Sunday, June 9, 2013

Hey, little man.


“You need to let the little things that would ordinarily bore you suddenly thrill you.” 

-- Andy Warhol

Blueberry stem with a bearded face 6-9-13

 “I still get wildly enthusiastic about little things ... I play with leaves.”
 -- Leo F. Buscaglia


I eat a bowl of berries and almonds every morning -- a breakfast that means I never get a toy surprise in the bottom of the box.
But today -- surprise! -- I found this little twig man attached to a blueberry stem in my bowl.
He is very tiny -- barely a half inch high.
I know this, because I measured him.
He weighs nothing at all.
It could have easily overlooked him.
I might have eaten him.
I almost rinsed him down the disposal with the other stems, twigs and squishy berries.
Luckily, I didn't.

He is so small that I didn't know for sure that he even had a face until I shot a few frames through my macro lens and got a good up-close look at him. And even on my camera's display screen, I couldn't make out any facial details well enough to be certain. But when I viewed the images on my computer, I was frankly amazed at what I saw -- the little man had a distinct, intricate, complete face -- writ incredibly small, yes, but nevertheless complete -- with eyes, lips, a scruffy beard and mustache, even a messy haircut and a personality!

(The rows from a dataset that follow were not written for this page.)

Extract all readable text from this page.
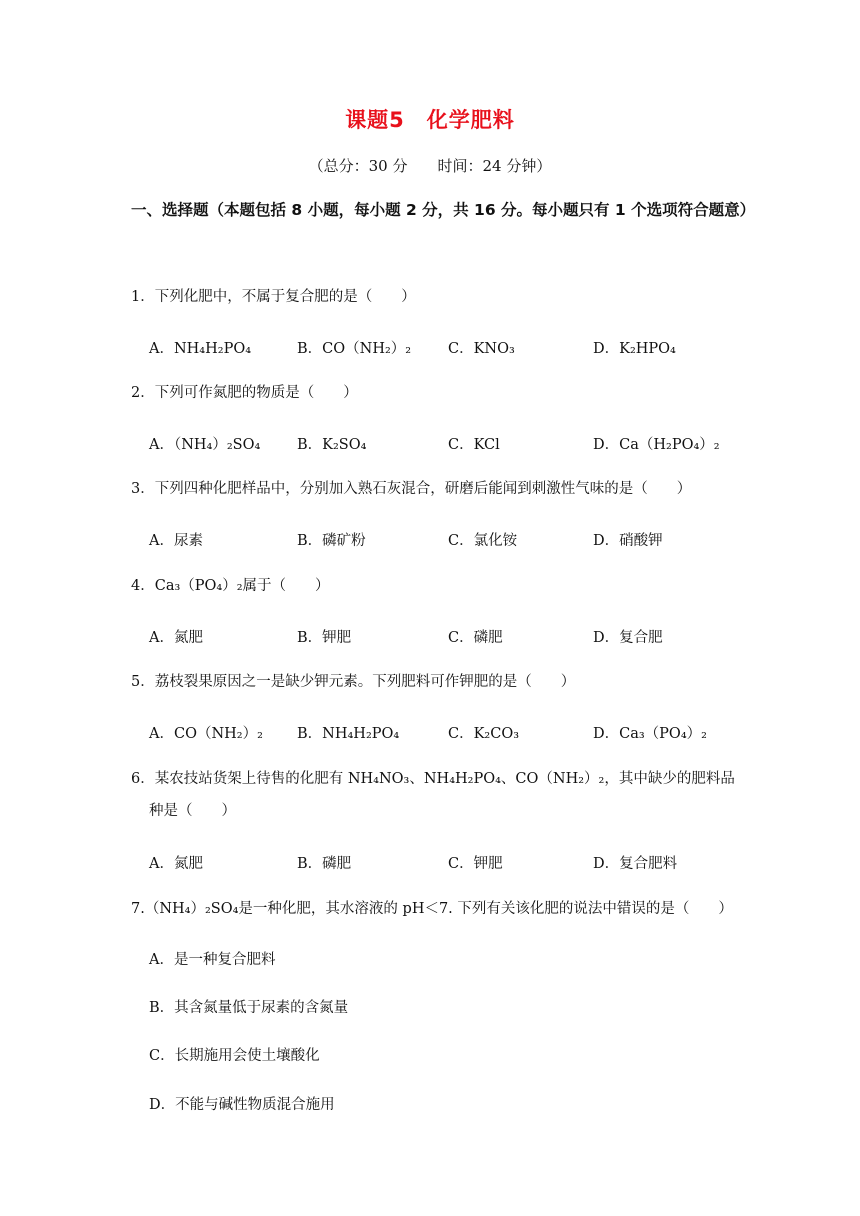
课题5　化学肥料
（总分：30 分　　时间：24 分钟）
一、选择题（本题包括 8 小题，每小题 2 分，共 16 分。每小题只有 1 个选项符合题意）
1．下列化肥中，不属于复合肥的是（　　）
A．NH₄H₂PO₄	B．CO（NH₂）₂	C．KNO₃	D．K₂HPO₄
2．下列可作氮肥的物质是（　　）
A．（NH₄）₂SO₄	B．K₂SO₄	C．KCl	D．Ca（H₂PO₄）₂
3．下列四种化肥样品中，分别加入熟石灰混合，研磨后能闻到刺激性气味的是（　　）
A．尿素	B．磷矿粉	C．氯化铵	D．硝酸钾
4．Ca₃（PO₄）₂属于（　　）
A．氮肥	B．钾肥	C．磷肥	D．复合肥
5．荔枝裂果原因之一是缺少钾元素。下列肥料可作钾肥的是（　　）
A．CO（NH₂）₂ B．NH₄H₂PO₄	C．K₂CO₃	D．Ca₃（PO₄）₂
6．某农技站货架上待售的化肥有 NH₄NO₃、NH₄H₂PO₄、CO（NH₂）₂，其中缺少的肥料品种是（　　）
A．氮肥	B．磷肥	C．钾肥	D．复合肥料
7.（NH₄）₂SO₄是一种化肥，其水溶液的 pH＜7. 下列有关该化肥的说法中错误的是（　　）
A．是一种复合肥料
B．其含氮量低于尿素的含氮量
C．长期施用会使土壤酸化
D．不能与碱性物质混合施用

And to think I almost missed it.

Sometimes when I am feeling numbed by discouragement, I get side-swiped by one of life's tiny miracles and it sort of shakes me up -- the universe throws me a gift, like this fragile, yet rugged-looking, little twig man -- and I feel a trickle of wonder, a ripple of hope that my troubles might actually work out some day, and that even if they don't, I'll be OK. Somehow, I'll be OK.

Because some celestial artist carved this delicate little face just for me. Just for this day.

And even though it's just a little thing, in these moments, I sense that the universe, or nature, or God, or Gaia, or whoever is out there, knows better than me precisely when I need a boost, and then drops something intimately specific right in with my breakfast -- like a wee note of encouragement urging me to keep going for just one more day.

And so I will.

Because even though insomnia ravages my nights, making them feel endless and cruel, there is always a tomorrow waiting on the other side.

And who knows what tomorrow might bring?